» » » » Vatican loans Cuba historic artefact

Havana, Jan 28 (IANS/EFE) The Vatican has loaned to Cuba "as a great exception" and for one year an artefact considered the most ancient example of indigenous Christian art in the New World, having once belonged to the chaplain of Christopher Columbus.

The piece is a lectern for Mass used by Columbus' chaplain on the explorer's second voyage to America, presumably made by Indians in eastern Cuba and belonging to the collection of the Vatican's Missionary Ethnological Museum, Cuban official media said Friday.

The loan was authorized as "a great exception" by Cardinal Tarcisio Bertone, the Vatican secretary of state, following a request made by Havana historian Eusebio Leal to the director of Vatican Museums.
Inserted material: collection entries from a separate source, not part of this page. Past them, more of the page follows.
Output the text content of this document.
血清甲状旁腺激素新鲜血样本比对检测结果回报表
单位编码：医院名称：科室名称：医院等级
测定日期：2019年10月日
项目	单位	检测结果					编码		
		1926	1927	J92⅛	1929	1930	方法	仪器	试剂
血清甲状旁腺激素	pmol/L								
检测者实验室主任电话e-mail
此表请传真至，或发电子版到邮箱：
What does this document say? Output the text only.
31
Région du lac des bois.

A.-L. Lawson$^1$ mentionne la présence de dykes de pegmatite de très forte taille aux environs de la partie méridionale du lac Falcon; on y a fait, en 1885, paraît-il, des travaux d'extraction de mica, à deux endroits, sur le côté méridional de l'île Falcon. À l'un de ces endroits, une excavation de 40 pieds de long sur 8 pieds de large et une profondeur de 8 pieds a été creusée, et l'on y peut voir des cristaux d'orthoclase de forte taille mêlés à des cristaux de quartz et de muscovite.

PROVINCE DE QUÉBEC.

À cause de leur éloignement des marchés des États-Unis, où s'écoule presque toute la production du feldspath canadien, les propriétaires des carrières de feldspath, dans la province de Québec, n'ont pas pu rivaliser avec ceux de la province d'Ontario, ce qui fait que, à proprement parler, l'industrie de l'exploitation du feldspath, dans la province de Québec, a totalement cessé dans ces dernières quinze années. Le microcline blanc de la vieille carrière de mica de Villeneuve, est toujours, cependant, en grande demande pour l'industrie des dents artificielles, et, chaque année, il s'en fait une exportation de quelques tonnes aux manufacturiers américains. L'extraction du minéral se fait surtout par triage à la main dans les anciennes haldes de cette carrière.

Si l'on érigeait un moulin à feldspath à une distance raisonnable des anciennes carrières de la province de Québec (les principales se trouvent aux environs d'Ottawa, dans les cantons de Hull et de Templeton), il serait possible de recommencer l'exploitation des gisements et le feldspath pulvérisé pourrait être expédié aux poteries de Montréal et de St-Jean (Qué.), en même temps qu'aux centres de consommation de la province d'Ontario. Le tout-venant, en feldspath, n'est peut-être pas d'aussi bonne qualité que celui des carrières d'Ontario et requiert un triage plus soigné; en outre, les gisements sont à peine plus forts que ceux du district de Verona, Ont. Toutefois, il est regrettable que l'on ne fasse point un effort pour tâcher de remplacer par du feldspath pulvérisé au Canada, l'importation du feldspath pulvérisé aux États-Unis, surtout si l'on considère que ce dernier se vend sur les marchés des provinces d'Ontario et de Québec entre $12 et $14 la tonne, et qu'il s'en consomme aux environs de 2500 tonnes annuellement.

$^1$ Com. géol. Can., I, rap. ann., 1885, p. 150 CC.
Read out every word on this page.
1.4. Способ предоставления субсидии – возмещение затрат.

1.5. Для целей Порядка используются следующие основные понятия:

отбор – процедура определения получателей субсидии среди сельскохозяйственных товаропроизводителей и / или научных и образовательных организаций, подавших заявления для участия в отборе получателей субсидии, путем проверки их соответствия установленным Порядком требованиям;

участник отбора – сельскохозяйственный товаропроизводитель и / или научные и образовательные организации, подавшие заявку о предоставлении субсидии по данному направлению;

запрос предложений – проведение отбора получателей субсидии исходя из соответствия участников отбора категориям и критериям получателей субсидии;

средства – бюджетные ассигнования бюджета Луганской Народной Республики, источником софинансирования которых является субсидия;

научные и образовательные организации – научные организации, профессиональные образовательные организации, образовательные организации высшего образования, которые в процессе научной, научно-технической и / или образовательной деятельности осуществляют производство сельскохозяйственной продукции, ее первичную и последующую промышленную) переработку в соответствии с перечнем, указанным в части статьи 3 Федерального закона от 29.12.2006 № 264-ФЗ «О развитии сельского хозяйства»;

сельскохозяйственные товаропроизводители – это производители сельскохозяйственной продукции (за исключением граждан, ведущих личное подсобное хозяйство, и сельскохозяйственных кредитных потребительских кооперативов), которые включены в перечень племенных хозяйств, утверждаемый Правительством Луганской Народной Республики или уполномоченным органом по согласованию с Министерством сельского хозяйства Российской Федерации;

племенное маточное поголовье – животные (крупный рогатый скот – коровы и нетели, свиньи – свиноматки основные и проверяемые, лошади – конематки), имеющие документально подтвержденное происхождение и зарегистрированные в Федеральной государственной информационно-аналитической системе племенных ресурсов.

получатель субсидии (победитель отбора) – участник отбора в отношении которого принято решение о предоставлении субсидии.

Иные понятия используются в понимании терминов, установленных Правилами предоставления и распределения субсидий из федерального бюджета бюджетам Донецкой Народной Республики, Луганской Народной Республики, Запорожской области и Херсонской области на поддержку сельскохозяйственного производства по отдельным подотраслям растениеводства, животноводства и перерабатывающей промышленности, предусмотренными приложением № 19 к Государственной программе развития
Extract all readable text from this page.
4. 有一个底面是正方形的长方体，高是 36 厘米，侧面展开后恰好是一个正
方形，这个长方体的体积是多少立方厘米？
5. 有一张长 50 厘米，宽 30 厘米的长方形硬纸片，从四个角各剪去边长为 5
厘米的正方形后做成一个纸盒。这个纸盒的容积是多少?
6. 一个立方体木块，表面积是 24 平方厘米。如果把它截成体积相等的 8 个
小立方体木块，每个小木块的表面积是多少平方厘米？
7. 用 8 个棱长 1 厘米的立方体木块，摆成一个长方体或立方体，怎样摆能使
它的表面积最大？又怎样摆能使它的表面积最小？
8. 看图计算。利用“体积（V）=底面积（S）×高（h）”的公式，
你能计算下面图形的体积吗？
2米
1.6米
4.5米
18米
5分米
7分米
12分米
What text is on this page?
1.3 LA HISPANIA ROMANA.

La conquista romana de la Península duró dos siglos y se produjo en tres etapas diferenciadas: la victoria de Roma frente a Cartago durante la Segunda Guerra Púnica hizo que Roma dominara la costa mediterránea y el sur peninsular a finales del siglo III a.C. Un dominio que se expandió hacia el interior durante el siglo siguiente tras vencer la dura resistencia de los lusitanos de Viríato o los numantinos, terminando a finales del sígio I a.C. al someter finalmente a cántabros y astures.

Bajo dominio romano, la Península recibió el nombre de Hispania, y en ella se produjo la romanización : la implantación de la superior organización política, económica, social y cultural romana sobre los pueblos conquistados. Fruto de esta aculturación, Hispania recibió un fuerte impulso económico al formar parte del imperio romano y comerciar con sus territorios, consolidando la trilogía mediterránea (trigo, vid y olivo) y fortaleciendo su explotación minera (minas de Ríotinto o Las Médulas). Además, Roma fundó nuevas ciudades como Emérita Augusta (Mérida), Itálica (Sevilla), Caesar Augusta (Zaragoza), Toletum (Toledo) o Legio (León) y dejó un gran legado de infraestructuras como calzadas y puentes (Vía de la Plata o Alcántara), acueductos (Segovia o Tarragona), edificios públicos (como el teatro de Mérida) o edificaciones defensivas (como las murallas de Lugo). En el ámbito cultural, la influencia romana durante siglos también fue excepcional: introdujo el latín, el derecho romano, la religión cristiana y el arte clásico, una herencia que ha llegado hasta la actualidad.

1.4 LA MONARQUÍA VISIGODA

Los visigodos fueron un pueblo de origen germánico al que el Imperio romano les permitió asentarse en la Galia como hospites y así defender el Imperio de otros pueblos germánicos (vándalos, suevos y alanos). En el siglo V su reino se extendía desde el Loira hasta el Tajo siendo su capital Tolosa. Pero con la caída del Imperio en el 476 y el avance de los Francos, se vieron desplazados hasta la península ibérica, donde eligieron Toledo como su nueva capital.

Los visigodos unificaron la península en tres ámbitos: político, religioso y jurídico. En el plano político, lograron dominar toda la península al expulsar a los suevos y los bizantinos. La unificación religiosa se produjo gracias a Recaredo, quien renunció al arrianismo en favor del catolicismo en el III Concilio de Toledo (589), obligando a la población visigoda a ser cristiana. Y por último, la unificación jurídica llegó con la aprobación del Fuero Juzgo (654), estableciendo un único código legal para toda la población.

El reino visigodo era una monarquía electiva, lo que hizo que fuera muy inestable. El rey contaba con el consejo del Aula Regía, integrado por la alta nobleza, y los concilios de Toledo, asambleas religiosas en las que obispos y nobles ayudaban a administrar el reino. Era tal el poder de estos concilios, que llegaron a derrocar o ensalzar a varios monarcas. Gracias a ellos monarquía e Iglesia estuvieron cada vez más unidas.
Beginning Feb 5, the piece will be on show all year at the Museum of the City of Havana.

The wooden lectern, carved in the shape of a seashell with fishbone and tortoiseshell inlays, was donated to the Vatican in 1935 by a Cuban friar.

The daily Granma shows fragments of the document drawn up when the donation was made, according to which the lectern belonged to Fray Bartolome de las Heras, Columbus' chaplain who settled in Cuba to convert the Indian tribes.

And so the lectern was passed from one generation to the next in Cuba until it came into the hands of the friar who donated it to the Vatican.

Archaeological evidence shows that before 1510 certain groups of Taino Indians sought refuge in the current region of the eastern city of Santiago de Cuba, and "it is highly probable that Columbus' lectern was made there" with local materials.

The exhibition of the piece in Cuba will coincide with Pope Benedict XVI's trip to the country next March 26-28, after his visit to Mexico.